Eddie stared at it. "Not funny. Not funny at all." He ran a hand up and down the side of the door frame, looking for a release lever or button. There was nothing. He banged on the door. "Uh could someone let me out of here? My credit card is still on the counter. Hello?" He pounded the door harder.
An additional line of text appeared on the screen.
Any damage inflicted on this waste disposal unit will be added to your bill.
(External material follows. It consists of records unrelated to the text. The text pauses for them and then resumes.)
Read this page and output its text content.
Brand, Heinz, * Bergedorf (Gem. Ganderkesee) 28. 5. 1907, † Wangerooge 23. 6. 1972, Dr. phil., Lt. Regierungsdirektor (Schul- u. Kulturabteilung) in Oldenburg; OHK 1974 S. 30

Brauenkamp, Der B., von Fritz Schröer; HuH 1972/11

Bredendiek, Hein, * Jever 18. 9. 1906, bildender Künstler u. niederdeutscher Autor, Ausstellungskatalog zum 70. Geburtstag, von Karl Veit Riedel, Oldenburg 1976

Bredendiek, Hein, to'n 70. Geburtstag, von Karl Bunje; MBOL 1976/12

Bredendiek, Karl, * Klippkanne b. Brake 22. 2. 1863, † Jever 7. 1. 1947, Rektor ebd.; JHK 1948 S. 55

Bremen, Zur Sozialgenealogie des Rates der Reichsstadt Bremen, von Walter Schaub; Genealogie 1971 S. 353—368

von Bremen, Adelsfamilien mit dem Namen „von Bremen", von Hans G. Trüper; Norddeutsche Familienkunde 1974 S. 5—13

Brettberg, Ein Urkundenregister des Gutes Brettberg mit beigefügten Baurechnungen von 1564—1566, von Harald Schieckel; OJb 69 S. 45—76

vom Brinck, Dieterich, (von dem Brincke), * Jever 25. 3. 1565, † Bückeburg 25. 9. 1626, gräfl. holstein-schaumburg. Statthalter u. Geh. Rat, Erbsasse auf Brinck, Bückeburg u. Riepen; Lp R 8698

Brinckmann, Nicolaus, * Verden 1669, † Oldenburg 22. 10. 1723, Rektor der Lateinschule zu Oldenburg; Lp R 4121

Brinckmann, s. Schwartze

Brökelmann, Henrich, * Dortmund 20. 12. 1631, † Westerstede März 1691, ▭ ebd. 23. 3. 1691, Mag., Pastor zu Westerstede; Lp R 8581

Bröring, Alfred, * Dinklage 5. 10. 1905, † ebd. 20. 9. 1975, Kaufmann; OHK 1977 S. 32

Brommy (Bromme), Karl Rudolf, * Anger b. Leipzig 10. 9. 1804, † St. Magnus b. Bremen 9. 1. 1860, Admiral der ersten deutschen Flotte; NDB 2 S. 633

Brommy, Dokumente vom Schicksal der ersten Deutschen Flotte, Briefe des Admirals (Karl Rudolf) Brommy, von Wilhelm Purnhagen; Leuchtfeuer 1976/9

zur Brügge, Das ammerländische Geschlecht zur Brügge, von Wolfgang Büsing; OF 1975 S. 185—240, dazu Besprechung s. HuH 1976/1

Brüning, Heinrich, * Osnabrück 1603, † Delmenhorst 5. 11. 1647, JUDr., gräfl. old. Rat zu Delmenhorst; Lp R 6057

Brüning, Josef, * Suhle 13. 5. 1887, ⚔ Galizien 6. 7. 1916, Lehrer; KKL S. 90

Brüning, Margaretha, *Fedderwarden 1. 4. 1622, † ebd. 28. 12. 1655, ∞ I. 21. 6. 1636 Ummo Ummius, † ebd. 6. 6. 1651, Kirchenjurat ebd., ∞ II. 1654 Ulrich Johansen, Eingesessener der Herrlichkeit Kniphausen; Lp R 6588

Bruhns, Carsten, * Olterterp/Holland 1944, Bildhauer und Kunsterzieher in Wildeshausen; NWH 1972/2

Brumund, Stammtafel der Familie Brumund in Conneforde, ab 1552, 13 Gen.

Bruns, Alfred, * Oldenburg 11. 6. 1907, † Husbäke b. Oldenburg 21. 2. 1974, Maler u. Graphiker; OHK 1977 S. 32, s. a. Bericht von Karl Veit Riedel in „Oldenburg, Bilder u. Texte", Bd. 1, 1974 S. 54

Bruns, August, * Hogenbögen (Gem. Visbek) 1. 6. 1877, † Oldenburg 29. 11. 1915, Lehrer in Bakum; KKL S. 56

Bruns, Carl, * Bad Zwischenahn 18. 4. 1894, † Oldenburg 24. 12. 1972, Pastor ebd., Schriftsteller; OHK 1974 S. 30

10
Please be courteous and leave this unit in the same condition you found it.
"This is crazy," Eddie muttered, the first tendrils of claustrophobia now clutching around his shoulders and compressing his chest. He tried to knock courteously, then began pounding and kicking furiously. "Let me out! Let me out!"
Nothing happened for more than a minute. Eddie stood rigid, his arms pulled tight against his sides, nodding rhythmically. Bryce and that high-strung clerk must have heard him by now.
He let out another barrage of kicks and slaps at the door, shouting out loud. He closed his eyes and focused on breathing. He searched his pockets. In his vest, he found his coupon for a half-off sub at Sal's Sub Shop. He stuffed it into the card slot.
The slot sucked in the coupon with a whir. There was a moment's silence, and then the overhead lights turned crimson. A grinding hum churned in the floor below. The screen flashed.
Invalid payment method. Fraud is a punishable offence.
"What? The bathroom is going to punish me?"
Occupant has one minute to rectify this transgression. Insert proper payment, or incineration will commence at the expense of next of kin.